Today OEMs talk of 10-15% of the cost of a two-wheeler to be its instrument cluster because it has navigation, geo-fencing, communication and everything. It is becoming more like a smartphone. “This is why I'm saying we are becoming more of a tech company and less of a manufacturing company in our sensing and our instrumentation or a DIS,” he justified.
“Another big driver for growth is our instrument cluster's incremental price, which was INR 300 about 10 years ago, and is about INR 1,000 today. It will be INR 1,800 in about three years. So, even if the market remains flat, with our 50%-odd market share, the revenues will see a significant increase,” he said.

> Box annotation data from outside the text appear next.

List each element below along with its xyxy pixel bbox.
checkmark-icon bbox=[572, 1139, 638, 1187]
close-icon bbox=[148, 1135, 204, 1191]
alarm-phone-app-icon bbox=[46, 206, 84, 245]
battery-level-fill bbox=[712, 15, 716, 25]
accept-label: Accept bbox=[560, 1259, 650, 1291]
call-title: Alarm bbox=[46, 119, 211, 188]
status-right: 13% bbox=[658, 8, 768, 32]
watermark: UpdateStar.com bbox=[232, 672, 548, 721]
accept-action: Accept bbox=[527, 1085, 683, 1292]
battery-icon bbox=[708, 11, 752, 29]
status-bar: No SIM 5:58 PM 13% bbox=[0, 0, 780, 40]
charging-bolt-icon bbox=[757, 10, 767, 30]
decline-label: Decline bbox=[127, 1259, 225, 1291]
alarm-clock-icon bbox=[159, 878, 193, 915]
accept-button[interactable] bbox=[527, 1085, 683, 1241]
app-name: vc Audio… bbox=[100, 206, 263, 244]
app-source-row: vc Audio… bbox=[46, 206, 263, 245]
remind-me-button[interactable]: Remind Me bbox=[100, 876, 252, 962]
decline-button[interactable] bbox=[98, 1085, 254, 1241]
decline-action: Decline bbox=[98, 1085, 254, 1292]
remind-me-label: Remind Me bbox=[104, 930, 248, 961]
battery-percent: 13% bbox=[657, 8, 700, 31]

Talking on the journey to the new realm, he said, “Earlier, we had 70-80 mechanical engineers in the company; today, we have 300 hardware and software engineers. So compared to all our competition, who have either foreign partners or collaborators from whom that technology is flowing through, the advantage we have had is entirely home-grown technology. And that has given us a firm footing. And that helps us increase our market share. So with our automatic progression of technology, the products' revenue will grow and keep earnings steady,' he added.
Detecting Sensing
Pricol is looking at an increased play in sensing, but not on actuation. Accordingly, it plans to announce an alliance or a joint venture in the sensing space soon. 'We are already in sensors, but in a limited arena. We want to increase our participation in sensors. The other area where we are growing is IoT and connected vehicle solutions that we are already present in today with home-grown solutions, hardware and software – with more focus on the hardware. We are again in talks with a couple of companies to launch a complete suite of products for connected vehicle solutions,' he said.
According to Mohan, a vertical that will continue to remain mechanical is pumps. However, Pricol will move from being a two-wheeler-focused company, with a very low value per vehicle to the value chain, into complex variable flow pumps, oil/water and fuel pumps for commercial and off-road vehicles. This is not going to get electrified in this decade because of the sectors or the conditions they are operating in, he averred.
For example, from manufacturing a 75-gram two-wheeler pump selling at about INR 80, the company will move to manufacture for a large off-road vehicle maker with more than 100 kg with complex geometries. Now, these pumps will continue to exist and fetch export revenue, he said.
“We could absorb all the technology from our Brazil acquisition and deploy it into India. And that is going to be an area that we will continue to grow in, in the mechanical products space. But it's a specialised market for a set of about 10 customers globally,” he mentioned.
The company is also looking at getting into certain actuators but in a limited play. It will then become a sensing actuation and a flow company.
Pricol was also planning to rationalise its product portfolio by discontinuing the low value and low volume products. Mohan said this initiative was kicked off as Pricol had too diverse a product portfolio and a diverse customer base. So, the focus is now on about 200-250 part numbers for about 15 customers, which will give 90% of its revenue. The company has already reduced about 400 part numbers, he added.